MUM: Warum habt ihr diesen Pudel auf dem Cover der neuen CD, gehört der einem von euch?

DD: Der Hund heißt Stanley, ist ein Standard-Pudel und gehört meiner Frau und mir. Er ist wirklich groß, etwa 75 cm lang, und er wiegt 25 kg oder so. Wie du vielleicht weißt, wurde die Rasse in Deutschland zur Jagd auf Vögel gezüchtet – “Pudel” heißt übersetzt glaube ich auch Wasserhund oder so. Wir wollten eigentlich Bilder von ihm nur direkt auf die CD pressen lassen, mochten die Fotos dann aber so sehr, dass wir uns entschieden, ihn auf das Cover zu packen.

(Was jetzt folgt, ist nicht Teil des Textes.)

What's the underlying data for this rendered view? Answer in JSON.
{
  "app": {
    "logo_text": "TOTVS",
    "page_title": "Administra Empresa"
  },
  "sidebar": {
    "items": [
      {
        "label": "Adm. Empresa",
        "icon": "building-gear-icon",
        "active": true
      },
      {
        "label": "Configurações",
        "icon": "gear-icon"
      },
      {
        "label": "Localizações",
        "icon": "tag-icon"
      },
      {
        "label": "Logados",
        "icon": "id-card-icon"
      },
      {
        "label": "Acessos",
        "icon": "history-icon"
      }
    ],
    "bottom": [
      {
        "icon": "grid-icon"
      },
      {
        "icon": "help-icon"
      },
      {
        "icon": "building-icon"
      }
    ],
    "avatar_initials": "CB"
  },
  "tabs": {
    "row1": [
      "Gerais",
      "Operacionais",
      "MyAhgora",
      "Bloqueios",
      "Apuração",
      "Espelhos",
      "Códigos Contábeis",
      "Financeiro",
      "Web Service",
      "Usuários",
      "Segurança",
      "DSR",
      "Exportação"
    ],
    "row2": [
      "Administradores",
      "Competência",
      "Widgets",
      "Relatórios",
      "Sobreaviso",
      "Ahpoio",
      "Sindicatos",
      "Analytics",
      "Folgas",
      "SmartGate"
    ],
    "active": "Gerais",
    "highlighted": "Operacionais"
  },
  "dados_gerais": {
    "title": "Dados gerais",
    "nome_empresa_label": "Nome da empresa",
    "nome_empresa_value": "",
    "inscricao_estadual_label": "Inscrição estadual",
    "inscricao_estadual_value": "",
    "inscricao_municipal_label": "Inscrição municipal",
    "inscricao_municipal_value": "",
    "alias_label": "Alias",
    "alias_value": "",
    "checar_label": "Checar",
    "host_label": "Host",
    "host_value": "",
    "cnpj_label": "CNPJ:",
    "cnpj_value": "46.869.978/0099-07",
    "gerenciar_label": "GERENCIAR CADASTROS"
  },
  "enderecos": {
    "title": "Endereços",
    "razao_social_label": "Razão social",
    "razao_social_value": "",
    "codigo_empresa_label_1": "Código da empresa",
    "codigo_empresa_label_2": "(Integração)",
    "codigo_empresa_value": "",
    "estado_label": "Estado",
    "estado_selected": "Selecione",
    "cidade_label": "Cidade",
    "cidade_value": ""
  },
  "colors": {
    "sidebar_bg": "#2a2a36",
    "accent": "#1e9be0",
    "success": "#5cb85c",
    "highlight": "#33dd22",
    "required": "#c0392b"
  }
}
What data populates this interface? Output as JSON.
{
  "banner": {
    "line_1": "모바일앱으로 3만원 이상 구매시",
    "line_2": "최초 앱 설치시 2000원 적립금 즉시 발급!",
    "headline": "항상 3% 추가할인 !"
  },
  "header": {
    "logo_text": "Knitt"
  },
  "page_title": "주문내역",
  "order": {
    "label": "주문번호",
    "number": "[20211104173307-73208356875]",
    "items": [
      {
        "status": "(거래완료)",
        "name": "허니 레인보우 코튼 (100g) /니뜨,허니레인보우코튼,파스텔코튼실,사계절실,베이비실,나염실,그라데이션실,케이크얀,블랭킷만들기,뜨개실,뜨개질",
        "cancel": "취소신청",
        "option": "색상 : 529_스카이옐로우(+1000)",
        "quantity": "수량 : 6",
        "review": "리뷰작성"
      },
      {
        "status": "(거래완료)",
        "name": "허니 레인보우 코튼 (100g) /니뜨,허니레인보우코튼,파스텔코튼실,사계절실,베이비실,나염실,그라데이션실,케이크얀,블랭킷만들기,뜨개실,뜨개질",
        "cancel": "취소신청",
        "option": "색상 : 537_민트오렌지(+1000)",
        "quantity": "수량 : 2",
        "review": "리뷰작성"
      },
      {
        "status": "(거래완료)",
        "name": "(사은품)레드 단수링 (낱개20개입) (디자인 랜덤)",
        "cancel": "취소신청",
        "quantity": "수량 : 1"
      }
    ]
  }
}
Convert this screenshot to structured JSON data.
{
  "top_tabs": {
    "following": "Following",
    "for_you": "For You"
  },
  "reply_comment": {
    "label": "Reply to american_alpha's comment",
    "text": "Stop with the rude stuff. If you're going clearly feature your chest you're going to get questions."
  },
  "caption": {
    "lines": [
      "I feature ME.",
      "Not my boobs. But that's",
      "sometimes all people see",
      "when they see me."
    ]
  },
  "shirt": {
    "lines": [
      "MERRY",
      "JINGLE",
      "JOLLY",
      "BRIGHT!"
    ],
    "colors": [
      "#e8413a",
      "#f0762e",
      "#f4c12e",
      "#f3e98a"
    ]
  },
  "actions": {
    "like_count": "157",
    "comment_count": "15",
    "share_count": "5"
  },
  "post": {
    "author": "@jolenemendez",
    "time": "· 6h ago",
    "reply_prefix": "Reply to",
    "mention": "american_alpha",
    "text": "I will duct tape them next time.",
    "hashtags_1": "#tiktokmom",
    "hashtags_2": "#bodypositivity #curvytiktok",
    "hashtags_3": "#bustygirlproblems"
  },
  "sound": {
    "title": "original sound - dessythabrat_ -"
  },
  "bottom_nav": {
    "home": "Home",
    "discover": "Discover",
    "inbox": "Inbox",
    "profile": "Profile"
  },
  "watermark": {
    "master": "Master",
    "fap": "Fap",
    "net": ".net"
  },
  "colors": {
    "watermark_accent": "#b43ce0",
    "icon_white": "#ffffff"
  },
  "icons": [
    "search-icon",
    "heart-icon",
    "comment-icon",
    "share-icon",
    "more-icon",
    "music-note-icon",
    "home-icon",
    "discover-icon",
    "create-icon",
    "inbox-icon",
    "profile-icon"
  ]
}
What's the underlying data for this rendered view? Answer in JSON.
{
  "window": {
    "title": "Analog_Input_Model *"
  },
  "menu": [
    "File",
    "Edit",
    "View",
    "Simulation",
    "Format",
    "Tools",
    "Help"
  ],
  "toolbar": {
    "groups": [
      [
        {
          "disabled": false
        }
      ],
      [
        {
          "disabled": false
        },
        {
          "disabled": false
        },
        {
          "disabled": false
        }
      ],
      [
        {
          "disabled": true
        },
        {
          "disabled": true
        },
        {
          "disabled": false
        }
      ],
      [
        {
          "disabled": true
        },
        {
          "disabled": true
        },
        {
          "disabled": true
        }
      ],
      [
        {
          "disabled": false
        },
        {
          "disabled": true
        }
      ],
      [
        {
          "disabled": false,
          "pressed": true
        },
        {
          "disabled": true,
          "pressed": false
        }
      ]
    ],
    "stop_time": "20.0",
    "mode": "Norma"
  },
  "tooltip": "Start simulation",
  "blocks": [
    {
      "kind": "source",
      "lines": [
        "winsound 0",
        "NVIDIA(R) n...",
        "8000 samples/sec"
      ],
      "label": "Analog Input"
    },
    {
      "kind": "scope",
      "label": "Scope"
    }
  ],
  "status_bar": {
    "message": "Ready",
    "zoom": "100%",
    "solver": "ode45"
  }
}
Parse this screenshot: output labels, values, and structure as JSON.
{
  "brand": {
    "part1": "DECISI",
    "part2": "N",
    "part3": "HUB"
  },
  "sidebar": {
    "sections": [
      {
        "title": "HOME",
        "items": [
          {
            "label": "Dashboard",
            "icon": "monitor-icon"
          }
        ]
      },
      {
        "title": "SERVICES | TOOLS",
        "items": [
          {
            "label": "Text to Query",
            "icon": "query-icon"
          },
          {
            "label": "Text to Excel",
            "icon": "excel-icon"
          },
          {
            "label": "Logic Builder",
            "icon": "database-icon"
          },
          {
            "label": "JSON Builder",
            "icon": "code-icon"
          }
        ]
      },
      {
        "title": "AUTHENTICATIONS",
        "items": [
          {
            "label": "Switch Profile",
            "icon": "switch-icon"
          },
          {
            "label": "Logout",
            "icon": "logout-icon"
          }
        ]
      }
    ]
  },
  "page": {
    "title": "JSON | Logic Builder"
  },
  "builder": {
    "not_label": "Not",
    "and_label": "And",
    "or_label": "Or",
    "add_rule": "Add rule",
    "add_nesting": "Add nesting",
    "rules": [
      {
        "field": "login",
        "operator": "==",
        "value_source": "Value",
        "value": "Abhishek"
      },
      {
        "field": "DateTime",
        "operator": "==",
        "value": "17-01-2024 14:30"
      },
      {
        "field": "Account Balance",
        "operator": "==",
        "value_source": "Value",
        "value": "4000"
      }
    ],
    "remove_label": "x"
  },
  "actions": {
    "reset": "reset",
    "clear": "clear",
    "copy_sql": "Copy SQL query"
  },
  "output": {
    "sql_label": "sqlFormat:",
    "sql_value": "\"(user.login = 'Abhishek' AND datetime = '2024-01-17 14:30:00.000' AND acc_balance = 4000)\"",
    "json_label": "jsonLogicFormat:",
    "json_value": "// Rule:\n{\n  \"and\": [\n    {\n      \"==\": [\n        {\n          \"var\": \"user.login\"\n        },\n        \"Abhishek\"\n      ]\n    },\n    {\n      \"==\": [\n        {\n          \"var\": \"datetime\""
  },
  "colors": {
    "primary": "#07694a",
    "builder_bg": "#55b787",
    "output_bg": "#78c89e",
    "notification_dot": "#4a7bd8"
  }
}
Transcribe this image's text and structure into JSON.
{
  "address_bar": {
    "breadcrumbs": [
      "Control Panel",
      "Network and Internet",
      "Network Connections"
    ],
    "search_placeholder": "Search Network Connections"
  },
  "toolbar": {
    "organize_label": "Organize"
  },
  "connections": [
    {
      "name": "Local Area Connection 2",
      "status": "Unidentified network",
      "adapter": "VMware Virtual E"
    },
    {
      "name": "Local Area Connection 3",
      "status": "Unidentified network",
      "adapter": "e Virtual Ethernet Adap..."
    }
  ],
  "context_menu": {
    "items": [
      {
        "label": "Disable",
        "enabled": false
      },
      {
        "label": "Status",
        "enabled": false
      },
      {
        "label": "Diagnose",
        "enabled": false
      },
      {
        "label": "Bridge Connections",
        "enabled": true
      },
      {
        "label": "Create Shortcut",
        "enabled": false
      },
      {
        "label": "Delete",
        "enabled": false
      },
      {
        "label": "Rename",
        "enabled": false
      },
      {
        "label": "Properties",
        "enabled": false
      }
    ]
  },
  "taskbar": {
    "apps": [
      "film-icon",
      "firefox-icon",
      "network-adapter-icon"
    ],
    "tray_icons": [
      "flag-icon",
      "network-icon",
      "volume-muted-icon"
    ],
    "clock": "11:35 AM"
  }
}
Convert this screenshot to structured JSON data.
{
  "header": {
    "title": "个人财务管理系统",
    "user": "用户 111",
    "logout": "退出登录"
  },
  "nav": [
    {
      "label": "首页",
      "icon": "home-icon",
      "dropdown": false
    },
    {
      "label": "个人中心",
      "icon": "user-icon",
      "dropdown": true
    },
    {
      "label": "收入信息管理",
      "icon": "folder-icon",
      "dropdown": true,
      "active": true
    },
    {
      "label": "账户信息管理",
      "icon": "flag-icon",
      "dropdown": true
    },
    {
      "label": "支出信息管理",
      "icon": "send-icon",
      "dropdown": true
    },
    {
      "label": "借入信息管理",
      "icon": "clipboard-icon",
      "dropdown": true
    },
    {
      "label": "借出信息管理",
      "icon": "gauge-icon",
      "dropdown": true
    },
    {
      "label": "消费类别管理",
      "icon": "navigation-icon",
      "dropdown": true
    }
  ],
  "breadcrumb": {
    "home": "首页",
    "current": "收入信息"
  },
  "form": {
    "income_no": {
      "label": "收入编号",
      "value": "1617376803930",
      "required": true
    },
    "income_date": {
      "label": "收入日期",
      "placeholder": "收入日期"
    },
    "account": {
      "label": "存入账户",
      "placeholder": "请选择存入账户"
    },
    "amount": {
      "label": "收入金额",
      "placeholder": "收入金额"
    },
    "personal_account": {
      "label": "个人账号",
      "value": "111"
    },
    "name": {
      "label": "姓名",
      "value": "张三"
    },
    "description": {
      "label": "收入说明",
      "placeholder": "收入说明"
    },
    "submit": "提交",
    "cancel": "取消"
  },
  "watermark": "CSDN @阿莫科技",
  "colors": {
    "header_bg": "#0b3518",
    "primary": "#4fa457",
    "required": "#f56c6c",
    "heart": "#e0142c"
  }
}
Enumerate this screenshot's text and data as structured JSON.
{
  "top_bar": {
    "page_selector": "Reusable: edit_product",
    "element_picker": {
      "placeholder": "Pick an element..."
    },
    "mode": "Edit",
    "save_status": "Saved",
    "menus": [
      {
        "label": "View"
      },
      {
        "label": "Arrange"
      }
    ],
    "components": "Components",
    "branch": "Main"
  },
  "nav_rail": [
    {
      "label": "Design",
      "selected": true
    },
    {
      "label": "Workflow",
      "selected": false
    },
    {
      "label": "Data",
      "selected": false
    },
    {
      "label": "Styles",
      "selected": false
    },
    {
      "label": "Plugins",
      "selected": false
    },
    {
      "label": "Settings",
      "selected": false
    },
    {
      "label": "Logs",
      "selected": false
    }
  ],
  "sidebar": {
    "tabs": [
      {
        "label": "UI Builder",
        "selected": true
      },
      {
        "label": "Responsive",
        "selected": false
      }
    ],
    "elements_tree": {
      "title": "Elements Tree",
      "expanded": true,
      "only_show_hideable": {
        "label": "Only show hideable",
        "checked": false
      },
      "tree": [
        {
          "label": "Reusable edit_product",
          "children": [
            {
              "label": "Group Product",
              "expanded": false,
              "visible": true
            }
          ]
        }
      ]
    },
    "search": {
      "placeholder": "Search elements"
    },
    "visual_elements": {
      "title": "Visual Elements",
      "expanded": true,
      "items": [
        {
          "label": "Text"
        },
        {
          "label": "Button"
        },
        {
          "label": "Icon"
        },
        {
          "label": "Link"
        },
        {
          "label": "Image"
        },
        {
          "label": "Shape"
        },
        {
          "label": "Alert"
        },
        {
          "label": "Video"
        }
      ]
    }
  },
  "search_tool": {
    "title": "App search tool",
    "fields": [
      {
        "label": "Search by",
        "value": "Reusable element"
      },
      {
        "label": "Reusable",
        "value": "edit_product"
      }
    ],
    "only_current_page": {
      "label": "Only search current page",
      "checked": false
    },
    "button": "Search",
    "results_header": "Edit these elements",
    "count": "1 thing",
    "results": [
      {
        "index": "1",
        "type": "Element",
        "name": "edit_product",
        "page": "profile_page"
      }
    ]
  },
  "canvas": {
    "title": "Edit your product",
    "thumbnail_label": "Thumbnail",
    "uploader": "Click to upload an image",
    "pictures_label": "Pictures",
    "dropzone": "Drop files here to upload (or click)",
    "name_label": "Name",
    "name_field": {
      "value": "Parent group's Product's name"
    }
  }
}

Er ist netter als jedes unserer Bandmitglieder.

MUM: Meine Lieblingssongs auf dem Album sind ja “Last Girl On Earth” und “Jazz Guy”, der gut rockt. Welche sind deine?

DD: Mein Favorit ist “Tiger Bomb”, vor allem aufgrund des relaxten Grooves, ich mag aber auch Metaphorik. Es geht um eine weibliche Schlagzeugerin in Seattle, die wir alle mal irgendwie mochten. Jason ist gerade erst mit ihr ausgegangen. Chris und ich sind ja verheiratet – natürlich nicht miteinander – also müssen wir unsere Fantasien durch den Song ausleben.

MUM: Ihr habt einige andere Projekte seit 1997 gehabt. Werdet ihr euch jetzt wieder auf die Presidents konzentrieren, oder ist die Band für euch auch wie ein Projekt?

DD: Ich habe keine Ahnung. Ich hätte nie gedacht, dass wir überhaupt nochmal eine Presidents-Scheibe aufnehmen, also habe ich gelernt, dass man nie weiß, was das verrückte Rock ‘n’ Roll-Geschäft als nächstes für einen bereit hält. Ich würde schon gerne noch mehr mit den Presidents machen, einfach weil es viel Spaß macht und ich glaube, dass wir eine verdammt gute Rock ‘n’ Roll-Band sind.

MUM: Was ist mit deinen Radfahrambitionen? Willst du ein zweiter Lance Armstrong werden?

DD: Ich habe letztes Jahr mit dem Radrennsport angefangen, als Teil meines Versuchs, wieder eine gute Figur zu bekommen, nachdem ich ein fauler Rockstar war. Bevor wir mit den Presidents Erfolg hatten, war ich total fit und immer gut dabei beim Bergsteigen, Fußball und anderen Sportarten. Das Radfahren macht mir echt Spaß. Ich werde älter, bin ja schon 36 Jahre alt, und Radfahren ist für die Knie leichter als die meisten Aerobic Sportarten oder so. Ich habe bei einem lokalen Team angeheuert und fahre so vier bis sieben Tage in der Woche, ein- oder zweimal in der Saison auch Rennen.

MUM: Was glaubst du, wer wird die diesjährige Tour de France gewinnen – ich denke ja, dass unser Jan jetzt mal wieder dran ist.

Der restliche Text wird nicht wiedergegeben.